Livre da acusação de receber propina de Joesley Batista, o deputado Aécio Neves (PSDB-MG) deu início a um teste político para a possibilidade de ser presidenciável em 2026.

Sua participação nesta quinta (6) nas solenidades dos 35 anos da Constituição, no Congresso, evidenciou seu desejo de disputar a Presidência da República e o ajudou a medir a temperatura para eventuais apoios no futuro, dizem seus aliados.

Em sua fala, Aécio riscou uma linha entre ele e o presidente Lula, quem —lembrou ele— votou contra a Constituição em 1988. Ao estabelecer a diferença, foi muito aplaudido por lideranças de centro, entre os quais estavam parlamentares governistas.

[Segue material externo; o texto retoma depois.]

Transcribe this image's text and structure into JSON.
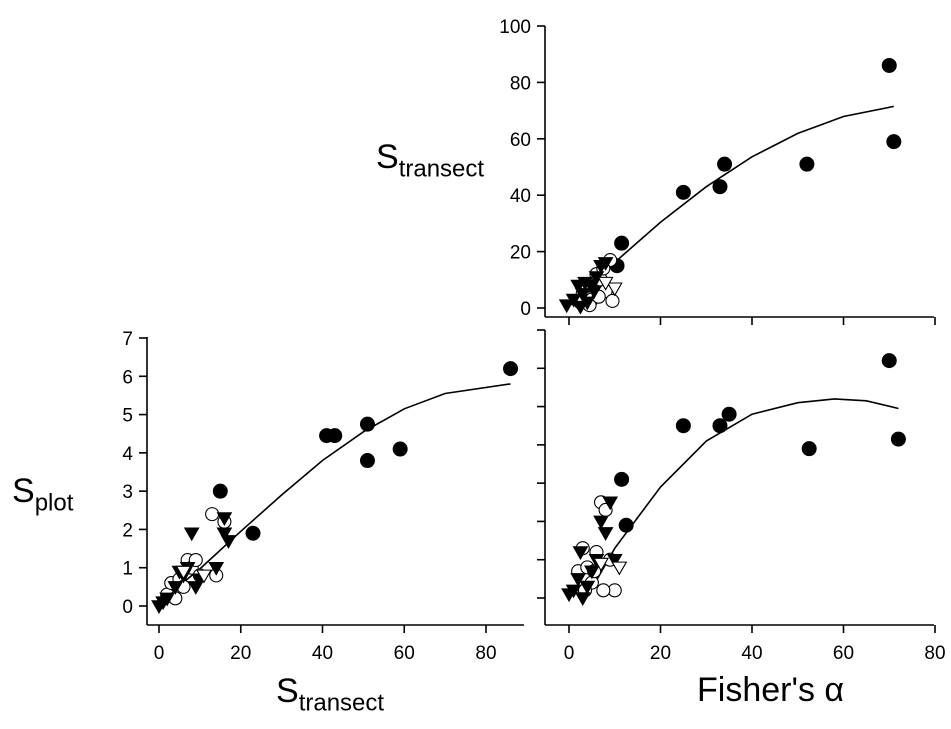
{
  "figure": {
    "labels": {
      "top_right_ylabel": {
        "main": "S",
        "sub": "transect"
      },
      "bottom_left_ylabel": {
        "main": "S",
        "sub": "plot"
      },
      "bottom_left_xlabel": {
        "main": "S",
        "sub": "transect"
      },
      "bottom_right_xlabel": "Fisher's α"
    }
  },
  "chart_data": [
    {
      "id": "top-right",
      "type": "scatter",
      "xlabel": "Fisher's α",
      "ylabel": "Stransect",
      "xlim": [
        0,
        80
      ],
      "ylim": [
        0,
        100
      ],
      "xticks": [
        0,
        20,
        40,
        60,
        80
      ],
      "yticks": [
        0,
        20,
        40,
        60,
        80,
        100
      ],
      "show_x_tick_labels": false,
      "show_y_tick_labels": true,
      "grid": false,
      "series": [
        {
          "marker": "filled-circle",
          "points": [
            [
              70,
              86
            ],
            [
              71,
              59
            ],
            [
              52,
              51
            ],
            [
              34,
              51
            ],
            [
              33,
              43
            ],
            [
              25,
              41
            ],
            [
              11.5,
              23
            ],
            [
              10.5,
              15
            ]
          ]
        },
        {
          "marker": "open-circle",
          "points": [
            [
              3,
              5
            ],
            [
              4,
              8
            ],
            [
              5,
              3
            ],
            [
              6,
              12
            ],
            [
              7,
              10
            ],
            [
              8,
              6
            ],
            [
              9,
              17
            ],
            [
              9.5,
              2.5
            ],
            [
              2.5,
              2
            ],
            [
              4.5,
              1
            ],
            [
              6.5,
              4
            ],
            [
              7.5,
              14
            ]
          ]
        },
        {
          "marker": "filled-triangle",
          "points": [
            [
              -0.5,
              1
            ],
            [
              1,
              3
            ],
            [
              2,
              8
            ],
            [
              3,
              5
            ],
            [
              4,
              2
            ],
            [
              5,
              8
            ],
            [
              6,
              11
            ],
            [
              7,
              15
            ],
            [
              8,
              16
            ],
            [
              2.5,
              0.5
            ],
            [
              3.5,
              9
            ],
            [
              5.5,
              6
            ]
          ]
        },
        {
          "marker": "open-triangle",
          "points": [
            [
              10,
              7
            ],
            [
              8,
              9
            ]
          ]
        }
      ],
      "curve": [
        [
          0,
          0.5
        ],
        [
          10,
          16.2
        ],
        [
          20,
          30.4
        ],
        [
          30,
          43
        ],
        [
          40,
          53.6
        ],
        [
          50,
          61.9
        ],
        [
          60,
          67.9
        ],
        [
          71,
          71.5
        ]
      ]
    },
    {
      "id": "bottom-left",
      "type": "scatter",
      "xlabel": "Stransect",
      "ylabel": "Splot",
      "xlim": [
        -3,
        90
      ],
      "ylim": [
        -0.3,
        7
      ],
      "xticks": [
        0,
        20,
        40,
        60,
        80
      ],
      "yticks": [
        0,
        1,
        2,
        3,
        4,
        5,
        6,
        7
      ],
      "show_x_tick_labels": true,
      "show_y_tick_labels": true,
      "grid": false,
      "series": [
        {
          "marker": "filled-circle",
          "points": [
            [
              86,
              6.2
            ],
            [
              41,
              4.45
            ],
            [
              43,
              4.45
            ],
            [
              51,
              4.75
            ],
            [
              51,
              3.8
            ],
            [
              59,
              4.1
            ],
            [
              15,
              3
            ],
            [
              23,
              1.9
            ]
          ]
        },
        {
          "marker": "open-circle",
          "points": [
            [
              2,
              0.3
            ],
            [
              3,
              0.6
            ],
            [
              4,
              0.2
            ],
            [
              5,
              0.7
            ],
            [
              6,
              0.5
            ],
            [
              7,
              1.2
            ],
            [
              8,
              1.0
            ],
            [
              9,
              1.2
            ],
            [
              10,
              0.8
            ],
            [
              13,
              2.4
            ],
            [
              14,
              0.8
            ],
            [
              16,
              2.2
            ]
          ]
        },
        {
          "marker": "filled-triangle",
          "points": [
            [
              0,
              0
            ],
            [
              1,
              0.1
            ],
            [
              2,
              0.2
            ],
            [
              4,
              0.5
            ],
            [
              5,
              0.9
            ],
            [
              6,
              0.8
            ],
            [
              7,
              1.0
            ],
            [
              8,
              1.9
            ],
            [
              9,
              0.5
            ],
            [
              10,
              0.7
            ],
            [
              14,
              1.0
            ],
            [
              16,
              2.3
            ],
            [
              16,
              1.9
            ],
            [
              17,
              1.7
            ]
          ]
        },
        {
          "marker": "open-triangle",
          "points": [
            [
              11,
              0.8
            ],
            [
              6,
              0.9
            ]
          ]
        }
      ],
      "curve": [
        [
          0,
          0.1
        ],
        [
          10,
          0.97
        ],
        [
          20,
          1.95
        ],
        [
          30,
          2.9
        ],
        [
          40,
          3.8
        ],
        [
          50,
          4.55
        ],
        [
          60,
          5.15
        ],
        [
          70,
          5.55
        ],
        [
          86,
          5.8
        ]
      ]
    },
    {
      "id": "bottom-right",
      "type": "scatter",
      "xlabel": "Fisher's α",
      "ylabel": "Splot",
      "xlim": [
        -3,
        80
      ],
      "ylim": [
        -0.3,
        7
      ],
      "xticks": [
        0,
        20,
        40,
        60,
        80
      ],
      "yticks": [
        0,
        1,
        2,
        3,
        4,
        5,
        6,
        7
      ],
      "show_x_tick_labels": true,
      "show_y_tick_labels": false,
      "grid": false,
      "series": [
        {
          "marker": "filled-circle",
          "points": [
            [
              70,
              6.2
            ],
            [
              72,
              4.15
            ],
            [
              52.5,
              3.9
            ],
            [
              35,
              4.8
            ],
            [
              33,
              4.5
            ],
            [
              25,
              4.5
            ],
            [
              11.5,
              3.1
            ],
            [
              12.5,
              1.9
            ]
          ]
        },
        {
          "marker": "open-circle",
          "points": [
            [
              2,
              0.7
            ],
            [
              3,
              1.3
            ],
            [
              4,
              0.8
            ],
            [
              5,
              0.4
            ],
            [
              6,
              1.2
            ],
            [
              7,
              2.5
            ],
            [
              8,
              2.3
            ],
            [
              9,
              1.0
            ],
            [
              10,
              0.2
            ],
            [
              3.5,
              0.2
            ],
            [
              5.5,
              0.7
            ],
            [
              7.5,
              0.2
            ]
          ]
        },
        {
          "marker": "filled-triangle",
          "points": [
            [
              0,
              0.1
            ],
            [
              1,
              0.2
            ],
            [
              2,
              0.5
            ],
            [
              3,
              0
            ],
            [
              4,
              0.3
            ],
            [
              5,
              0.7
            ],
            [
              6,
              1.0
            ],
            [
              7,
              2.0
            ],
            [
              8,
              1.7
            ],
            [
              9,
              2.5
            ],
            [
              10,
              1.0
            ],
            [
              2.5,
              1.2
            ]
          ]
        },
        {
          "marker": "open-triangle",
          "points": [
            [
              11,
              0.8
            ],
            [
              7,
              0.9
            ]
          ]
        }
      ],
      "curve": [
        [
          5,
          0.25
        ],
        [
          10,
          1.3
        ],
        [
          20,
          2.9
        ],
        [
          30,
          4.1
        ],
        [
          40,
          4.8
        ],
        [
          50,
          5.1
        ],
        [
          58,
          5.2
        ],
        [
          65,
          5.15
        ],
        [
          72,
          4.95
        ]
      ]
    }
  ]
}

Aécio, que foi constituinte a exemplo de Lula, disse durante a solenidade que “houve uma voz dissonante [no momento da votação da carta magna] dizendo [que] ‘ainda não foi desta vez que os trabalhadores tiveram uma constituição’ e encaminhou o voto não”. Esse líder, seguiu Aécio, “era Lula, hoje presidente da República”.

A bem da verdade, o discurso de Lula no dia da votação – e citado por Aécio – ponderava que ele votaria “não” para marcar posição do que considerava ser um avanço tímido em relação aos direitos dos trabalhadores. Mas, no fim, todos os petistas assinaram a Constituição como os demais participantes.

Segundo aliados de Aécio Neves, a receptividade foi ótima. Não apenas com aplausos, mas com apoio mais explícito. A recepção foi a mesma, como mostrou o Bastidor, no evento do PSDB em Brasília no fim de agosto.